Regardless of the immature attitude of some who think that the church is a “blood bought institution” into which you come to get salvation, without any real commitment to Christ, we have no right to ridicule the church. It is a God ordained living organism. Ephesians 3:10, 11 says, “To the intent that now unto the principalities and the powers in the heavenly places might be made known through the church the manifold wisdom of God, according to the eternal purpose which He purposed in Christ Jesus our Lord.” That, of itself, would make the church a glorious church (Ephesians5:27). The glory belongs to God, but Ephesians3:21says, “Unto Him be the glory in the church and in Christ Jesus unto all generations for ever and ever.”

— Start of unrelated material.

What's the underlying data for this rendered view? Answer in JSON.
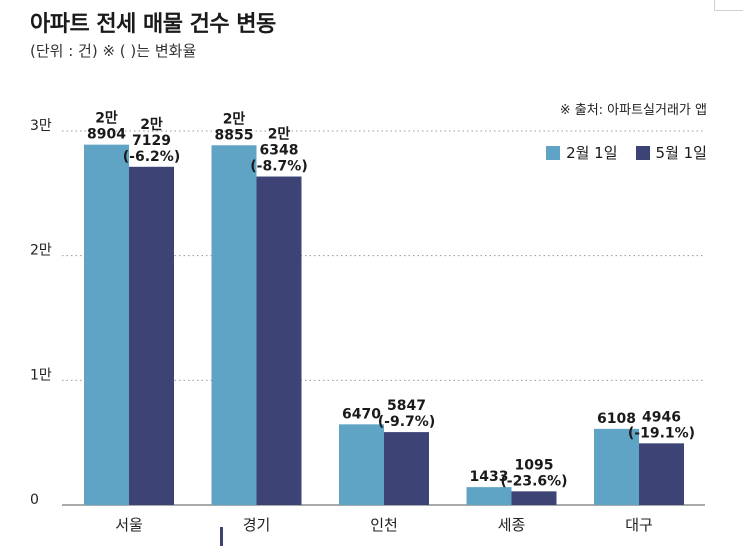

Paul said in 1 Timothy3:15, “But if I tarry long, that thou mayest know how men ought to behave themselves in the house of God, which is the church of the living God, the pillar and ground of the truth.” The temple was called the house of God under the Old Covenant. The church is called the house of God in the New. It is a building of God, composed of living stones. It can be defiled, and may need to be cleansed.
It is well to note how it was defiled on the occasions when Jesus cleansed it. The Law of Moses required that many animals be sacrificed to God. It seemed convenient (and a good money making scheme) to have the necessary animals in the temple, ready for the people. No doubt they would have argued that it was expedient. A thing is never expedient until it is first lawful and right. Millions have gone astray and defiled the house of God on the presumed grounds of convenience and expediency. These arguments may sound familiar: “The congregation is not singing well. It would be expedient to aid the singing by using an instrument of music.” “The church is not sending the gospel properly into all the world as Jesus commanded. It is more expedient that we form a missionary society to do the job.” We have not heard the “aid” argument for some time, but it was frequently used in past years.

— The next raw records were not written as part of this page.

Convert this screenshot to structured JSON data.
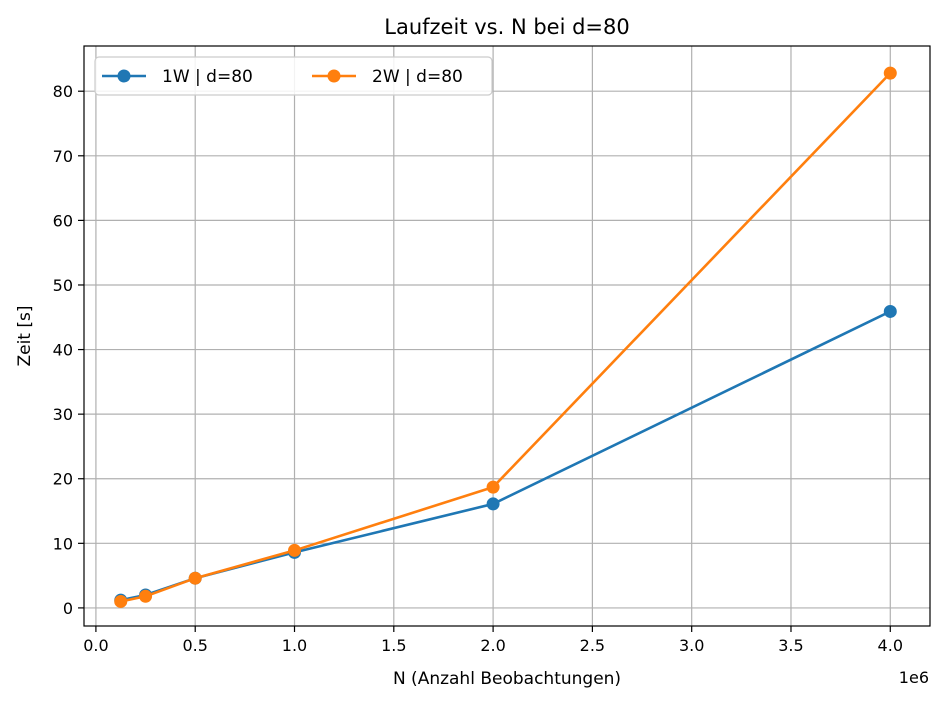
{
  "chart_data": {
    "type": "line",
    "title": "Laufzeit vs. N bei d=80",
    "xlabel": "N (Anzahl Beobachtungen)",
    "ylabel": "Zeit [s]",
    "x_offset_label": "1e6",
    "xlim": [
      -0.06,
      4.2
    ],
    "ylim": [
      -2.8,
      87
    ],
    "x_scale_factor": 1000000,
    "xticks": [
      0.0,
      0.5,
      1.0,
      1.5,
      2.0,
      2.5,
      3.0,
      3.5,
      4.0
    ],
    "xtick_labels": [
      "0.0",
      "0.5",
      "1.0",
      "1.5",
      "2.0",
      "2.5",
      "3.0",
      "3.5",
      "4.0"
    ],
    "yticks": [
      0,
      10,
      20,
      30,
      40,
      50,
      60,
      70,
      80
    ],
    "ytick_labels": [
      "0",
      "10",
      "20",
      "30",
      "40",
      "50",
      "60",
      "70",
      "80"
    ],
    "grid": true,
    "legend_position": "top-left",
    "x": [
      125000,
      250000,
      500000,
      1000000,
      2000000,
      4000000
    ],
    "series": [
      {
        "name": "1W | d=80",
        "color": "#1f77b4",
        "values": [
          1.2,
          2.0,
          4.6,
          8.6,
          16.1,
          45.9
        ]
      },
      {
        "name": "2W | d=80",
        "color": "#ff7f0e",
        "values": [
          1.0,
          1.8,
          4.6,
          8.9,
          18.7,
          82.8
        ]
      }
    ]
  }
}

Second, the temple was defiled by those who most strongly professed its friendship. Always there are persons who want to use the church for the advancement of their personal welfare. The basis of their defiling the temple as they did was covetousness. They made merchandise of the house of God because they could make more money that way. There is no doubt in my mind that there are preachers connected with the Lord’s church who are more interested in doing things that will line their purse than they are in presenting the pure gospel of Christ to a lost world. There are elders who are more interested in their “office” (which they think is an official position of power or prestige) than they are in sacrificially shepherding the flock of God so that souls may be won for Christ. There are members who check out a congregation to see where most of the affluent are before they place membership there, for they are more interested in having a base where they can sell their insurance, cars, real estate or whatever else they may have than they are in working for the Lord. All such defile the church of the Lord.

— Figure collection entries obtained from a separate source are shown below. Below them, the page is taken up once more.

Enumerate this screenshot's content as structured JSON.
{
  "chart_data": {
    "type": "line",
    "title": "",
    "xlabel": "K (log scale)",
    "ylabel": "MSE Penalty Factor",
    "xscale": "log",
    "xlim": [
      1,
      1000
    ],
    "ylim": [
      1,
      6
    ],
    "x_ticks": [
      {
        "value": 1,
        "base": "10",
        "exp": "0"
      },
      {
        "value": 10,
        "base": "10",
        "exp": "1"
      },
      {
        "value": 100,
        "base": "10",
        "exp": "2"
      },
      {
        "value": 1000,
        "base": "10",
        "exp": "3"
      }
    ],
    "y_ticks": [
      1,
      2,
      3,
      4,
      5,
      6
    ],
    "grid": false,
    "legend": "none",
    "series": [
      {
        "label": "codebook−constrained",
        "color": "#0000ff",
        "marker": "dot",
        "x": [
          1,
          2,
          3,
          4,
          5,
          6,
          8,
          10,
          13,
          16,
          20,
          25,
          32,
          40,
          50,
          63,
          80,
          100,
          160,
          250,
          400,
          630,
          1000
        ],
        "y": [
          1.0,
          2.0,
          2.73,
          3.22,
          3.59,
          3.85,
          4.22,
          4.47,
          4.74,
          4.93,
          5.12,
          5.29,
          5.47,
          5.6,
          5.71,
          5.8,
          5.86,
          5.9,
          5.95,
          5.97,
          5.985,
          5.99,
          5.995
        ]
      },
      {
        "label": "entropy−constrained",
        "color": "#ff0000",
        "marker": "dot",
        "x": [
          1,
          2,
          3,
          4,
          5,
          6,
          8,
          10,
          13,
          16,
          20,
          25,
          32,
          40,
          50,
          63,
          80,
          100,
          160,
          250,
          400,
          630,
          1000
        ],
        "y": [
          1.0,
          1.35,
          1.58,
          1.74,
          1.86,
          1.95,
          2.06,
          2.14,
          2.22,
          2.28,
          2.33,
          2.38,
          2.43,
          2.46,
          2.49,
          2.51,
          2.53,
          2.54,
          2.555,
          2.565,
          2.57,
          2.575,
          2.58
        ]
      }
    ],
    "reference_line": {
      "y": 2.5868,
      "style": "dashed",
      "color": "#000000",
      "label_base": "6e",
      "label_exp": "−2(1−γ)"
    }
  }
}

Those Jews were in the temple to minister to the things of the temple, but they had no place for Christ in their lives. It is possible to get so engrossed with things, whether it be the building of the fellowship hall, setting up a program of visitation, or organizing an interesting youth or senior citizen’s program that we forget or disregard Christ. The temple is always defiled by such activity which fails to put Christ and His purposes central, no matter how good the program or purpose may be.
The temple needed to be cleansed then, and the church needs to be cleansed now of all the things that defile it. False doctrine or ungodly living defiles it. When a person says, “The church needs to be changed” you need to inquire “Does he mean the church as God ordained it?” He may merely mean the local congregations as he sees them failing to be what God wants them to be.